Friday, 8 March 2019

Beradaptasi

Pengalaman hidup, lingkungan dan latar belakang pendidikan sangat mempengaruhi cara seseorang dalam mengambil keputusan. Di keluargaku sendiri masih di temui arogansi mengenai suku yang dimiliki. Keluarga ibuku sangat membanggakan adat yang mereka pakai, memang tak salah, memang adanya pride sendiri dengan suku yang kita anut. Akupun bangga lahir secara tulen menjadi orang minang,  alamnya yang indah, standard sopan santun yang tinggi, masyarakat yang religius dan makanannya yang lezat. Bagaimana tidak aku selalu merindukan kampung.

Aku belajar budaya minang baik secara formal maupun non formal. 9 tahun aku menimbanya secara formal di bangku sekolah, dan seumur hidup aku belajarnya secara non formal alias dari kehidupan sehari-hari menjadi orang minang. Minangkabau sangat unik dan apalagi orang-orangnya. Minangkabau merupakan suku terbesar yang menganut matrilineal, bahwa garis keturunannya bedasarkan dari ibu, sehingga suku pun diwariskan dari ibu, warisanpun juga di turunkan pada perempuan. Peran keluarga ibu sangatlah tinggi di minangkabau. Di karenakan keunikannya itulah terkadang menghadirkan masalah-masalah unik di dalam internal masing-masing lingkungan masyarakatnya, salah satunya tentang pernikahan dengan suku di luar minangkabau yang secara umum menganut matrilineal dan hal ini lumrah terjadi. Percaya atau tidak, orang tua dari anak-anak yang tulen minang pasti menginginkan anaknya menikah dengan orang minang yang tulen lagi. Menurut pandangan mereka, mereka saling lebih mudah mengerti karna budaya, adat istiadat yang mereka pakaipun sama sehingga akan minim konflik. 

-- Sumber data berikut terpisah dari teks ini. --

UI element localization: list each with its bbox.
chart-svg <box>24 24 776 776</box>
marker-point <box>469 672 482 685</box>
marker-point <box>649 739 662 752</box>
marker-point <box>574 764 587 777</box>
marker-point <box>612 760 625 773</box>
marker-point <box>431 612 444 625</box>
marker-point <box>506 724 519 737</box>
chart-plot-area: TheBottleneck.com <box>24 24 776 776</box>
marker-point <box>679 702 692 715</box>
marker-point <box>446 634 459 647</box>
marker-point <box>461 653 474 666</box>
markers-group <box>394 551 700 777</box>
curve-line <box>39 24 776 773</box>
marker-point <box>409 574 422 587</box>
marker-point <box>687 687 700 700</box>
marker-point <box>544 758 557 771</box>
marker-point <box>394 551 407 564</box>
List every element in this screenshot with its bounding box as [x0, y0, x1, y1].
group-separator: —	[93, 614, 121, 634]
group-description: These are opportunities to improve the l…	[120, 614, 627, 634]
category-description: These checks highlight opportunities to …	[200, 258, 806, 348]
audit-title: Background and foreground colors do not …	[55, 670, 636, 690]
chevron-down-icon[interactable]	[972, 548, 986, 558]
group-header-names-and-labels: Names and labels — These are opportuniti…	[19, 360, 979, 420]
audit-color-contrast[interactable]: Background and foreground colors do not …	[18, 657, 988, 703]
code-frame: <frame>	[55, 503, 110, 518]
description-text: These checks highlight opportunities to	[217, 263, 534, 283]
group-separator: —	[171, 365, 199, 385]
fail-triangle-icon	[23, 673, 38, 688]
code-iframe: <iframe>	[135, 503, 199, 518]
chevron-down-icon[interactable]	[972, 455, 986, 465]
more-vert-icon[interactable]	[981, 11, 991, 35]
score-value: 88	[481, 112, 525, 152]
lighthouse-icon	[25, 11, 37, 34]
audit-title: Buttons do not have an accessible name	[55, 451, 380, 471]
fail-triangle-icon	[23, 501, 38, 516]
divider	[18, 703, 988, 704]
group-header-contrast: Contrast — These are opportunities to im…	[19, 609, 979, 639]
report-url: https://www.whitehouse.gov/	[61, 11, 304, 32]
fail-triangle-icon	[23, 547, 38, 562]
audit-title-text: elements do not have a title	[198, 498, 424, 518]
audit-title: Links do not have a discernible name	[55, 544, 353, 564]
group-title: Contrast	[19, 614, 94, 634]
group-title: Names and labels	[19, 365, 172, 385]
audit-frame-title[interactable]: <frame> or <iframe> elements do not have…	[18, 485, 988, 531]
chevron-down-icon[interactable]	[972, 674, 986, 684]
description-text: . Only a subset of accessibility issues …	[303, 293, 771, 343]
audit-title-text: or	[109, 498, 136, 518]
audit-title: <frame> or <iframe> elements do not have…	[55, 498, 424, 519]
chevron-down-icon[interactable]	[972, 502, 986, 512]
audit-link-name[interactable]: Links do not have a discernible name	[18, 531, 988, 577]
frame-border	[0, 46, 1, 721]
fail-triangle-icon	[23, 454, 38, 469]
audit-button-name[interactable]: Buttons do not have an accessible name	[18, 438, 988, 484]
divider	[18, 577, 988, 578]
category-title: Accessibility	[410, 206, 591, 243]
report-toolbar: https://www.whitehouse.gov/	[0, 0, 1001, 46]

Akupun paham, 6 tahun merantau membuatku sangat mengerti akan perbedaan berinteraksi dengan teman yang berasal dari suku non-minang. Namun justru selama merantau justru aku punya banyak sahabat yang bukan orang minang, dan banyak sekali aku dibantu oleh mereka. Memang berbeda cara berinteraksi dengan teman yang minang dan non minang. Namun keduanya dapat aku terima. Beberapa perbedaan di antaranya adalah (ini hanya subjektif berdasarkan pandanganku saja, mungkin bagi orang lain bisa berbeda):

Minang => teman-teman yang minang cendrung sensitif dan peka (bukan negatif), mereka sangat lihat melihat gelagat dan kondisi, sehingga mereka cendrung lebih mudah memposisikan diri dalam mengutarakan sesuatu, selain itu basa-basi mereka itu sangat tinggi untuk hal yang kecil mereka tidak perhitungan, dan laki-laki minang dalam berteman pun sangat melindungi misal (jika pulang dari kampus bersama, ia akan mengantarkannya sampai depan kos dan tidak akan beranjak pergi sebelum saya masuk dan sudah selesai mengunci pintu kos), sikap-sikap gentle seperti itu membuat beberapa teman saya yang non minangpun lebih mudah baper, selain itu mereka ringan tangan untuk menolong, karena bagi mereka perempuan sangat di hargainya.

Non minang => hal yang saya suka dari orang non-minang adalah mereka cendrung tegas, dan frontal untuk mengungkapkan sesuatu, misal nih dia bawa kue dan menawarkannya pada teman-temannya dengan kondisi teman2nya ini bukan teman akrab, ketika temannya mengambil agak banyak dia spontan bilang "jangan ambil banyak-banyak", kalau aku tak terbiasa dengan berbaur seperti ini mungkin aku akan tersinggung wkwk.

Pada awalnya memang akupun merasa dianggap menjadi orang kaku, tidak bisa diajak bekerja sama di awal-awal aku merantau di Bandung oleh teman-temanku, dikarenakan memang cara berkomunikasi kamipun agak berbeda. Lambat-laun akupun beradaptasi, karena sesuai falsafah hidup orang minang "Dimana bumi di pijak disitu langit dijunjung", sehingga pada akhirnya akupun bisa membaur dan memiliki sahabat-sahabat yang bukan orang minang.